Suppose I have created a spacy model or dataset with all named entities, tagged as a PERSON, from a certain text. How can I apply it in DependencyMatcher, if I need to extract pairs "person" - "root verb"? In other words I want DependencyMatcher to use not its custom model of identifying people's names, but my, already made, dataset of names.

import spacy
from spacy.matcher import DependencyMatcher

nlp = spacy.load("en_core_web_lg")
def on_match(matcher, doc, id, matches):
    return matches

patterns = [
        [#pattern1 (sur)name Jack lived
        {
            "RIGHT_ID": "person",
            "RIGHT_ATTRS": {"ENT_TYPE": "PERSON", "DEP": "nsubj"}
        },
        {
            "LEFT_ID": "person",
            "REL_OP": "<",
            "RIGHT_ID": "verb",
            "RIGHT_ATTRS": {"POS": "VERB"}
        }
        ]
matcher = DependencyMatcher(nlp.vocab)
matcher.add("PERVERB", patterns, on_match=on_match)

Solution

  • The DependencyMatcher does not have a "custom model of identifying people's names" - that's the NER component in the pipeline you loaded.
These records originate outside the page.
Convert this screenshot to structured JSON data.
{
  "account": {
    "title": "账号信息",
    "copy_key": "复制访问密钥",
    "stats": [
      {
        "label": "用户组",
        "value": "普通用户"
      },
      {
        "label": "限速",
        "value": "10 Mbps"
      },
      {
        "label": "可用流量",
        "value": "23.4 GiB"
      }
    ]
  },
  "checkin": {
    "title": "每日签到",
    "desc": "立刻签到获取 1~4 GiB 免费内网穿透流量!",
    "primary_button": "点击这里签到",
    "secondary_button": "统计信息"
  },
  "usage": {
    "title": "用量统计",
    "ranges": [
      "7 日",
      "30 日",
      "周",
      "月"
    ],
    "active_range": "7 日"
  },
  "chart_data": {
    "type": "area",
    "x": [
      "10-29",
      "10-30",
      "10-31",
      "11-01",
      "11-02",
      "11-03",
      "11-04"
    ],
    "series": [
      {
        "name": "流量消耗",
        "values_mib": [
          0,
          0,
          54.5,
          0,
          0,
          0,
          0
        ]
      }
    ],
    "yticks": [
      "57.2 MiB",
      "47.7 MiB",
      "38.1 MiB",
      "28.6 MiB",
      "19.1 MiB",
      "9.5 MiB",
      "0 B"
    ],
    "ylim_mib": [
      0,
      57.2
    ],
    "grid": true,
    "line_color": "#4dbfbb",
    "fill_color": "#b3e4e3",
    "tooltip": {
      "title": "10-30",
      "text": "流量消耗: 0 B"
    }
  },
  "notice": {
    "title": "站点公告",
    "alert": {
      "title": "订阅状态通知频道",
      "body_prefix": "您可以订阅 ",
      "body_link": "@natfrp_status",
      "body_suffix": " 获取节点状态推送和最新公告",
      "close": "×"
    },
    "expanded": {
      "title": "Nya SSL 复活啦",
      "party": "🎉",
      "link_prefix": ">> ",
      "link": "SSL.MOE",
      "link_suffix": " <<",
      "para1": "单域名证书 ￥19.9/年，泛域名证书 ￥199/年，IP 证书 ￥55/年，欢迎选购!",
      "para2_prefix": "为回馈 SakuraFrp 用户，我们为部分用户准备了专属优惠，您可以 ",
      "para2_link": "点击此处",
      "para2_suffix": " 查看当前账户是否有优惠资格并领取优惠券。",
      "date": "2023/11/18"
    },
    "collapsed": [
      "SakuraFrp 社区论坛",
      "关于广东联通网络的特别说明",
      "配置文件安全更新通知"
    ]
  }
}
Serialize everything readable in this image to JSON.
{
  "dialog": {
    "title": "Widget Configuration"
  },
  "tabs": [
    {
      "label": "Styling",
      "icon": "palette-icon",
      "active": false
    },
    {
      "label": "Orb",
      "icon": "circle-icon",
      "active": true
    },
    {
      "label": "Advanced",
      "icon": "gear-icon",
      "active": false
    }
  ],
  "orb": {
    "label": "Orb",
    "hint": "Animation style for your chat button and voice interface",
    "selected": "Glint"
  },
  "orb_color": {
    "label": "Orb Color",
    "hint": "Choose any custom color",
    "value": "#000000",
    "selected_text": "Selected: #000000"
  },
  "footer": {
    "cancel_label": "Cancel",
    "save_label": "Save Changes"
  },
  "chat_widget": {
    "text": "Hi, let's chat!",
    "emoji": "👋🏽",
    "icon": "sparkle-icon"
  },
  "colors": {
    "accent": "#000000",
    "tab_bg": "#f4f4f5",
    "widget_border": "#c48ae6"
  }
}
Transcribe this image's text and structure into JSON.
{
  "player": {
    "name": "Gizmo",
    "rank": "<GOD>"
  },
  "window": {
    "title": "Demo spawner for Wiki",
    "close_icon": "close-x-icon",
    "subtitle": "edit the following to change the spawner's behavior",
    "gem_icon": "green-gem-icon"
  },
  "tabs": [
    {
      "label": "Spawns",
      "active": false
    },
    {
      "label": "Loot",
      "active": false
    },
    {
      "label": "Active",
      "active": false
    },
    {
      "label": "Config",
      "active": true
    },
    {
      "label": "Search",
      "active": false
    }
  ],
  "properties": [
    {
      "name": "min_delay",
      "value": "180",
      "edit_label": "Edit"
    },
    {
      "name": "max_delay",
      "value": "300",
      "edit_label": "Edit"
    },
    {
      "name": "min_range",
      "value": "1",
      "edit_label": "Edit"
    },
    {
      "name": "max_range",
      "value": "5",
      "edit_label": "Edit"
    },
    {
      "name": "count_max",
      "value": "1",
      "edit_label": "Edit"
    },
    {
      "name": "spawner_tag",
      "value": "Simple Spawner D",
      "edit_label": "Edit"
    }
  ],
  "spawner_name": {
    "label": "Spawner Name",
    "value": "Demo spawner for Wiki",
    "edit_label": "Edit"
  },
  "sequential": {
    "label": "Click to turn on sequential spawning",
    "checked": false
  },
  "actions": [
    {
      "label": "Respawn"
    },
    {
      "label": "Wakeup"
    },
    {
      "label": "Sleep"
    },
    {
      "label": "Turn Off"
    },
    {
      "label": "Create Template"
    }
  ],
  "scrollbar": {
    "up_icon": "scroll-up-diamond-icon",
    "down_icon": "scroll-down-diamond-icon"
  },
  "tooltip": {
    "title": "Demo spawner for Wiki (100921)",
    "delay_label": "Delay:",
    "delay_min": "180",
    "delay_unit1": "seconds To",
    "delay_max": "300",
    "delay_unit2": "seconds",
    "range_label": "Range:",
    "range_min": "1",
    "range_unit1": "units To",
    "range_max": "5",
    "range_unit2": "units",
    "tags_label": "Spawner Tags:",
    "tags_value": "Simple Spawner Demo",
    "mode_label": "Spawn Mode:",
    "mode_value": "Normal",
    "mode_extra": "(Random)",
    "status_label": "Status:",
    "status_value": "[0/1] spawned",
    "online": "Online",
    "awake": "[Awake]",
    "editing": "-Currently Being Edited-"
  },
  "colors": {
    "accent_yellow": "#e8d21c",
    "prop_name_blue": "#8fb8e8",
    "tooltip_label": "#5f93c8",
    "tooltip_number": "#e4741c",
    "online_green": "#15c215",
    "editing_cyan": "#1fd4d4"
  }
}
In this case you should:

    1. disable the NER component
    2. Use an EntityRuler to label names
    3. Use the DependencyMatcher as usual

    To disable a component you can just do this:

    nlp = spacy.load("en_core_web_lg", disable=["ner"])
    

    To match names from your list with an EntityRuler, see the rule-based matching docs.


    Note that the above assumes you have a list of names, rather than annotations in sentences on exactly what is a name. If you have explicitly annotated names, then you can skip step 2 - disabling the NER component will be enough to leave only your existing annotations.